Now he may not be typical, but everything about him suggests authentic shire Torydom. He is a man sincere in his beliefs, a longstanding councillor, local leader, not a maverick. Bale picked him out for his decades of keeping his finger on the party’s pulse. Labourites may think all Tories “lower than vermin”, as Aneurin Bevan once put it, but he has a vision, a free-market new Jerusalem whose hazy shores we on the left can’t begin to imagine. He may see more of a shining path than many cautious Labour figures tiptoeing across a tightrope towards the election.

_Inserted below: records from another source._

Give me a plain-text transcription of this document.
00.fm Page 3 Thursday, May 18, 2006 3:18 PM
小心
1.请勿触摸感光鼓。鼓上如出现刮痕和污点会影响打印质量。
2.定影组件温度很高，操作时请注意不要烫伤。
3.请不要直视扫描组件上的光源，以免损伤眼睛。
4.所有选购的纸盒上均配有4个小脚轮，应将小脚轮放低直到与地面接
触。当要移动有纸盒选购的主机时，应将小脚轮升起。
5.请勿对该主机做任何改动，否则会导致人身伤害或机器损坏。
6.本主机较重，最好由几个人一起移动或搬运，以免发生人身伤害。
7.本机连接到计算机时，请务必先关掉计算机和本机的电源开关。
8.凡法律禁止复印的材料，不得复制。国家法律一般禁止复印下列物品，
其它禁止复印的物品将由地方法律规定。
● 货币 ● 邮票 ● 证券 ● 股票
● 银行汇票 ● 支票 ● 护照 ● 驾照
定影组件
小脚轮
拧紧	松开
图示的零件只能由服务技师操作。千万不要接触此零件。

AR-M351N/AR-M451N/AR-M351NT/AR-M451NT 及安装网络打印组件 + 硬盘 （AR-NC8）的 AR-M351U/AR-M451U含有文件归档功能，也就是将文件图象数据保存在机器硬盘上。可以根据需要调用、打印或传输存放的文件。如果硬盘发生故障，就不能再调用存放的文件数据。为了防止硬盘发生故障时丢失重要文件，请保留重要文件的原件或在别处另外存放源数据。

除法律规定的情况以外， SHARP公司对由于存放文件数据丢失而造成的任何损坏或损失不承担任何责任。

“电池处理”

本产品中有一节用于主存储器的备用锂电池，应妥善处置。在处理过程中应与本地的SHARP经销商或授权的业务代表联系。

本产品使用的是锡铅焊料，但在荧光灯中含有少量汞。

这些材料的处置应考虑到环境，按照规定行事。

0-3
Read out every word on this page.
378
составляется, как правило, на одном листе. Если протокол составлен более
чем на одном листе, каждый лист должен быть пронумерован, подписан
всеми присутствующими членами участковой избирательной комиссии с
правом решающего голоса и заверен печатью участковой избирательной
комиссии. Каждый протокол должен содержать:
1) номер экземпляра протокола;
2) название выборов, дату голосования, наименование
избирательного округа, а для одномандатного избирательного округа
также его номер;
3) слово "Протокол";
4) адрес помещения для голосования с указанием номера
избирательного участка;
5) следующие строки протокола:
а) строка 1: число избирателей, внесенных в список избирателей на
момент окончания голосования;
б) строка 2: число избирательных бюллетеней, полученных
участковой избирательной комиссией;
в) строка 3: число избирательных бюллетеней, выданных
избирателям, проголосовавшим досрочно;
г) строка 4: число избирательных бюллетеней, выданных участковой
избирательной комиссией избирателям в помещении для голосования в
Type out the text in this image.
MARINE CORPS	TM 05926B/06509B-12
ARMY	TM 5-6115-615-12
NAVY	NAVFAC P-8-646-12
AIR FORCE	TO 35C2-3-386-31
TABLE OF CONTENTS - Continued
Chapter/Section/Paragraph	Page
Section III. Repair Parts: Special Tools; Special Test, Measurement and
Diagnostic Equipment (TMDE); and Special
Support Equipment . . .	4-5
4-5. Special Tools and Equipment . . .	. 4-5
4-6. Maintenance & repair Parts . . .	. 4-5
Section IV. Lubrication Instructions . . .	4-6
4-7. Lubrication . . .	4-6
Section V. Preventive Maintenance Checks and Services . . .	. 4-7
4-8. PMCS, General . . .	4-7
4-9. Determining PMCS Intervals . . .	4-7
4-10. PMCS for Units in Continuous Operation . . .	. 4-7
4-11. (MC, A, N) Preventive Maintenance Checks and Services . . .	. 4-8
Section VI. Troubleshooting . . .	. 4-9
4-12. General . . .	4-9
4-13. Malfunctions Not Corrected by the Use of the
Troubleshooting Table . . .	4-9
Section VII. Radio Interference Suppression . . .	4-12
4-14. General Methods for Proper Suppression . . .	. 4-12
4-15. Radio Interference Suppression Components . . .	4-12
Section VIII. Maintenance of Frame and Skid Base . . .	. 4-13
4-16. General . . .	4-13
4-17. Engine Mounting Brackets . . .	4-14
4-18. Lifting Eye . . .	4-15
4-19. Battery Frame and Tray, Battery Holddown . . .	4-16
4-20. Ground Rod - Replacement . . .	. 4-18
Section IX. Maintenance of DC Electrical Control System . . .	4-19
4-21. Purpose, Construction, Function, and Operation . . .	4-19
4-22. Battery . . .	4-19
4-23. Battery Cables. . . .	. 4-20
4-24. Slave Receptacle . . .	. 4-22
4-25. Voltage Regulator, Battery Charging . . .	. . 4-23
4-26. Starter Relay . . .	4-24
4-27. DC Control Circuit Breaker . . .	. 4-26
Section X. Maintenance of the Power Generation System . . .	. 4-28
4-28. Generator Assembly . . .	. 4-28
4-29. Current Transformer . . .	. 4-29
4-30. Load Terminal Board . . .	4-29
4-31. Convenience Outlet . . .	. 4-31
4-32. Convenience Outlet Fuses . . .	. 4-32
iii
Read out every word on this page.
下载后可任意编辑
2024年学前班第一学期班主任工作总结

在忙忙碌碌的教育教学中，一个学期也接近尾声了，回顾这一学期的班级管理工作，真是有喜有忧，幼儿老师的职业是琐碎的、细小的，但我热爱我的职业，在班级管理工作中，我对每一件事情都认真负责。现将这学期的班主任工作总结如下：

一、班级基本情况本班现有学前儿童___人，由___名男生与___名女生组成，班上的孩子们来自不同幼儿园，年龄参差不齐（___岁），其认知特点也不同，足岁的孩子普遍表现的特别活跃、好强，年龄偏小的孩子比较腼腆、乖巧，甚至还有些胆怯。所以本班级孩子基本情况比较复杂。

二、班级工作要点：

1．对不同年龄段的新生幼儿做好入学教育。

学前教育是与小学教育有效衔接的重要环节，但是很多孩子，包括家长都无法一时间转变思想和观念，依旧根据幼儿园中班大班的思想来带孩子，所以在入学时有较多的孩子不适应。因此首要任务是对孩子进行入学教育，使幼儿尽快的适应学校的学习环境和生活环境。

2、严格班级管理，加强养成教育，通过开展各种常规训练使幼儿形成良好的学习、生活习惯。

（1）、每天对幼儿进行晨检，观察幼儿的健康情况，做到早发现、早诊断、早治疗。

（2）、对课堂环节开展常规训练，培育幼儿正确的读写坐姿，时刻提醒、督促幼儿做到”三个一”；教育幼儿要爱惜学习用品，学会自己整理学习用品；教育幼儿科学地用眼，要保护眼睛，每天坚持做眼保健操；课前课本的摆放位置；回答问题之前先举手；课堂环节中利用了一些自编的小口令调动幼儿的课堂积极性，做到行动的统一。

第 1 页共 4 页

But if that’s the Tories’ path, it’s a will-o’-the-wisp beckoning them to the precipice. The lady will not be for turning if she really does choose ministers to lash her to the mast: the likes of Kwarteng, Rees-Mogg, Braverman, Duncan Smith and even Redwood, one of John Major’s old “bastards”.

To see the how far the Tory party has lost its mind, just breathe in the hallucinations of the Telegraph, the Mail and the Spectator. Their wild anti-wokery and bizarre obsession with re-fighting the lockdown are planets away from everyday lives facing the chill winter of Liz Truss’s first 100 days. Faith sustains her: only believe in Britain and recession will vanish. Tinker Bell economics will save the day if we only clap loud enough to keep the fairytale alive. Labour has been there before, and many will recognise that familiar and terminal disease.